The next logical question is why don't you just identify the animals that have been treated for pink eye, foot rot, pneumonia, or any other illnesses that would respond to antibiotic therapy? Then, those treated animals, a very small proportion of the total, can be sold to the commodity market where almost every animal has received antibiotics and hormones/steroids. I firmly believe that if antibiotics are used therapeutically that they will be completely metabolized in an animal over a period of several months. Not the manufacturer's recommended withdrawal period (typically 7 to 30 days) but a much longer period---minimally three months. In the BN Ranch system, we agree to purchase all the suitable calves that a cow-calf operator raises, with the proviso that they identify all the treated animals without purchase price penalty. This encourages trust. In other words, there is no reason to cheat by slipping in a medicated animal.

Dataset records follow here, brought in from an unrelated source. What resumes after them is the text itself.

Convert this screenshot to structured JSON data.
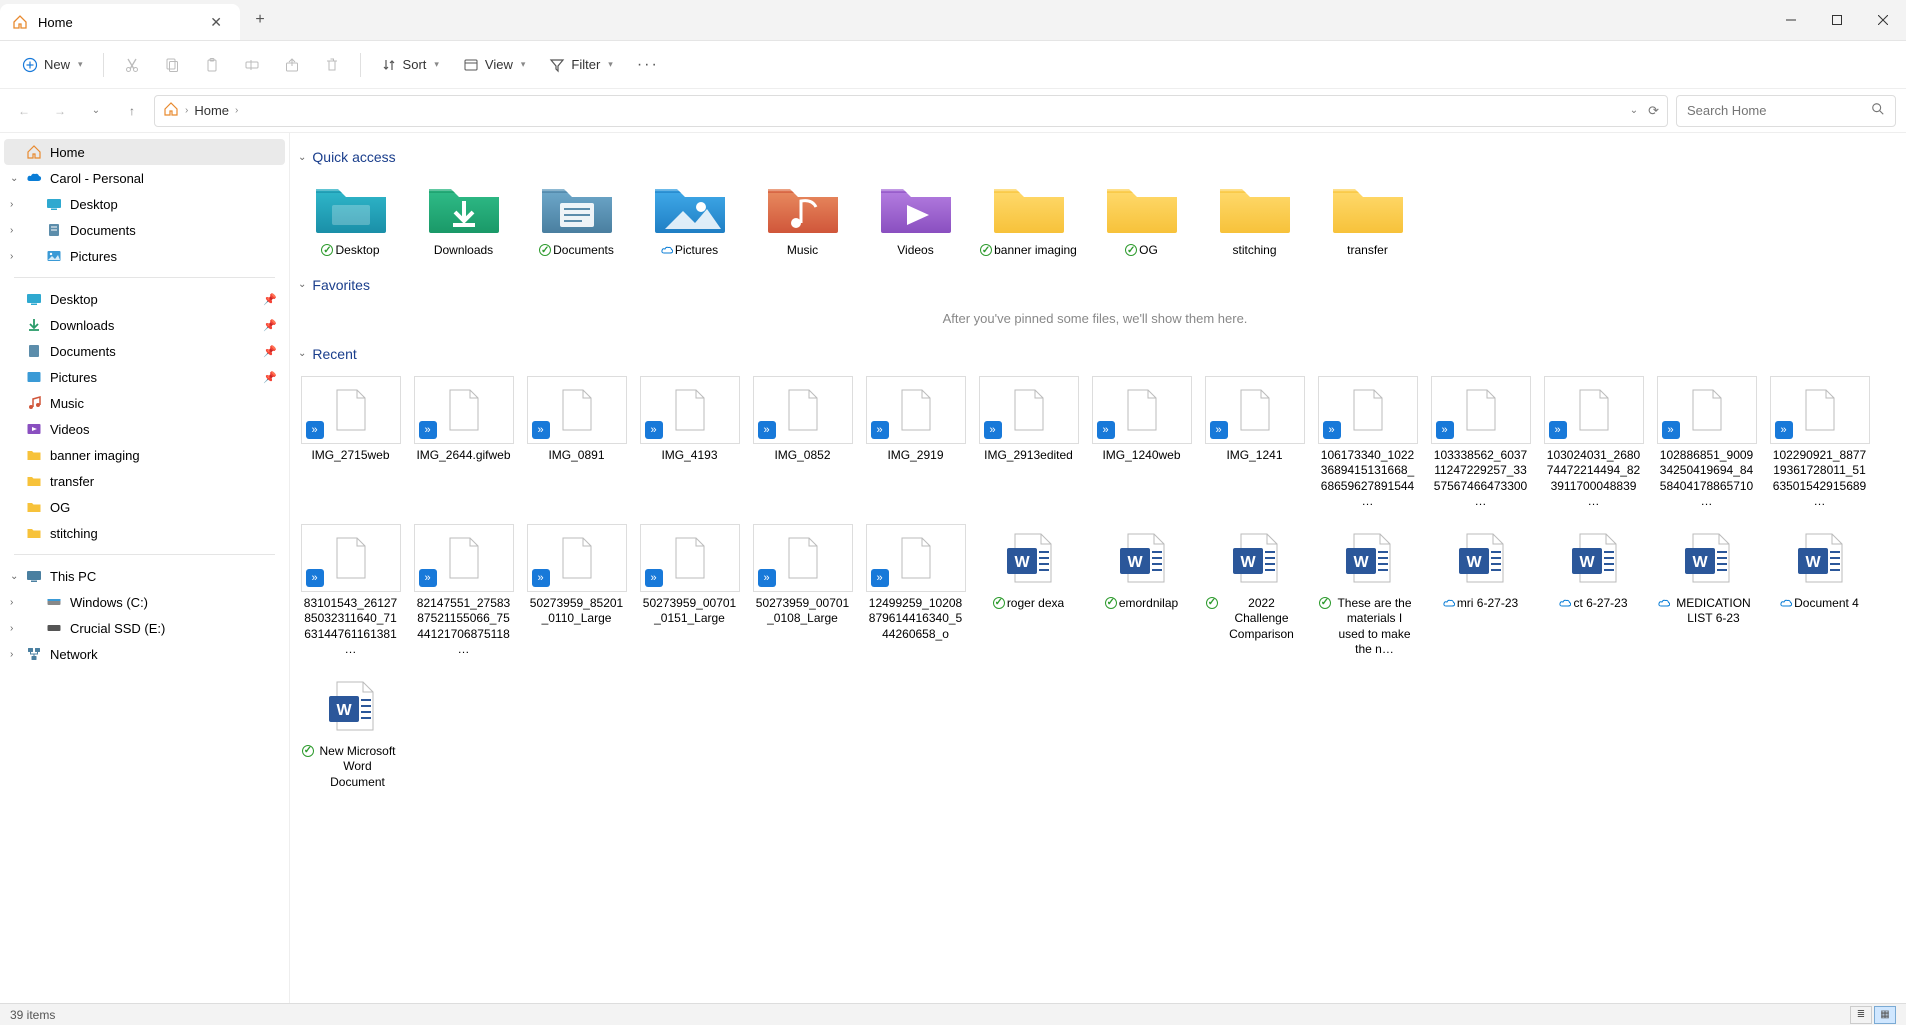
{
  "tab": {
    "title": "Home"
  },
  "toolbar": {
    "new": "New",
    "sort": "Sort",
    "view": "View",
    "filter": "Filter"
  },
  "breadcrumb": {
    "seg0": "Home"
  },
  "search": {
    "placeholder": "Search Home"
  },
  "sidebar": {
    "home": "Home",
    "onedrive": "Carol - Personal",
    "od_desktop": "Desktop",
    "od_documents": "Documents",
    "od_pictures": "Pictures",
    "q_desktop": "Desktop",
    "q_downloads": "Downloads",
    "q_documents": "Documents",
    "q_pictures": "Pictures",
    "q_music": "Music",
    "q_videos": "Videos",
    "q_banner": "banner imaging",
    "q_transfer": "transfer",
    "q_og": "OG",
    "q_stitching": "stitching",
    "thispc": "This PC",
    "drive_c": "Windows  (C:)",
    "drive_e": "Crucial SSD (E:)",
    "network": "Network"
  },
  "sections": {
    "quick_access": "Quick access",
    "favorites": "Favorites",
    "recent": "Recent"
  },
  "favorites_empty": "After you've pinned some files, we'll show them here.",
  "quick_access": [
    {
      "label": "Desktop",
      "kind": "desktop",
      "badge": "green"
    },
    {
      "label": "Downloads",
      "kind": "downloads",
      "badge": null
    },
    {
      "label": "Documents",
      "kind": "documents",
      "badge": "green"
    },
    {
      "label": "Pictures",
      "kind": "pictures",
      "badge": "cloud"
    },
    {
      "label": "Music",
      "kind": "music",
      "badge": null
    },
    {
      "label": "Videos",
      "kind": "videos",
      "badge": null
    },
    {
      "label": "banner imaging",
      "kind": "folder",
      "badge": "green"
    },
    {
      "label": "OG",
      "kind": "folder",
      "badge": "green"
    },
    {
      "label": "stitching",
      "kind": "folder",
      "badge": null
    },
    {
      "label": "transfer",
      "kind": "folder",
      "badge": null
    }
  ],
  "recent": [
    {
      "label": "IMG_2715web",
      "kind": "blank",
      "badge": null
    },
    {
      "label": "IMG_2644.gifweb",
      "kind": "blank",
      "badge": null
    },
    {
      "label": "IMG_0891",
      "kind": "blank",
      "badge": null
    },
    {
      "label": "IMG_4193",
      "kind": "blank",
      "badge": null
    },
    {
      "label": "IMG_0852",
      "kind": "blank",
      "badge": null
    },
    {
      "label": "IMG_2919",
      "kind": "blank",
      "badge": null
    },
    {
      "label": "IMG_2913edited",
      "kind": "blank",
      "badge": null
    },
    {
      "label": "IMG_1240web",
      "kind": "blank",
      "badge": null
    },
    {
      "label": "IMG_1241",
      "kind": "blank",
      "badge": null
    },
    {
      "label": "106173340_10223689415131668_68659627891544…",
      "kind": "blank",
      "badge": null
    },
    {
      "label": "103338562_603711247229257_3357567466473300…",
      "kind": "blank",
      "badge": null
    },
    {
      "label": "103024031_268074472214494_823911700048839…",
      "kind": "blank",
      "badge": null
    },
    {
      "label": "102886851_900934250419694_8458404178865710…",
      "kind": "blank",
      "badge": null
    },
    {
      "label": "102290921_887719361728011_5163501542915689…",
      "kind": "blank",
      "badge": null
    },
    {
      "label": "83101543_2612785032311640_7163144761161381…",
      "kind": "blank",
      "badge": null
    },
    {
      "label": "82147551_2758387521155066_7544121706875118…",
      "kind": "blank",
      "badge": null
    },
    {
      "label": "50273959_85201_0110_Large",
      "kind": "blank",
      "badge": null
    },
    {
      "label": "50273959_00701_0151_Large",
      "kind": "blank",
      "badge": null
    },
    {
      "label": "50273959_00701_0108_Large",
      "kind": "blank",
      "badge": null
    },
    {
      "label": "12499259_10208879614416340_544260658_o",
      "kind": "blank",
      "badge": null
    },
    {
      "label": "roger dexa",
      "kind": "word",
      "badge": "green"
    },
    {
      "label": "emordnilap",
      "kind": "word",
      "badge": "green"
    },
    {
      "label": "2022 Challenge Comparison",
      "kind": "word",
      "badge": "green"
    },
    {
      "label": "These are the materials I used to make the n…",
      "kind": "word",
      "badge": "green"
    },
    {
      "label": "mri 6-27-23",
      "kind": "word",
      "badge": "cloud"
    },
    {
      "label": "ct 6-27-23",
      "kind": "word",
      "badge": "cloud"
    },
    {
      "label": "MEDICATION LIST 6-23",
      "kind": "word",
      "badge": "cloud"
    },
    {
      "label": "Document 4",
      "kind": "word",
      "badge": "cloud"
    },
    {
      "label": "New Microsoft Word Document",
      "kind": "word",
      "badge": "green"
    }
  ],
  "status": {
    "items": "39 items"
  }
}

We are taking the more difficult path of including the treated animals in our program and trying to educate the consumer that it's the right thing to do. Through this honest and educated approach we think that we can begin to redirect the public conversation towards a more sensible and accurate discussion around the uses of antibiotics in the animal food system -- inappropriate and appropriate.  

Finally, on the antibiotic use subject, it is far easier to raise healthy animals on an all grass/forage system. It is also impossible to feed antibiotics subtherapeutically as well as other manmade compounds as feed additives to promote growth. This is just one more of the compelling reasons to raise and eat only grassfed beef. As Nicolette often says, "Much of the benefit of grassfed beef is avoiding what you don't want to have in your food chain."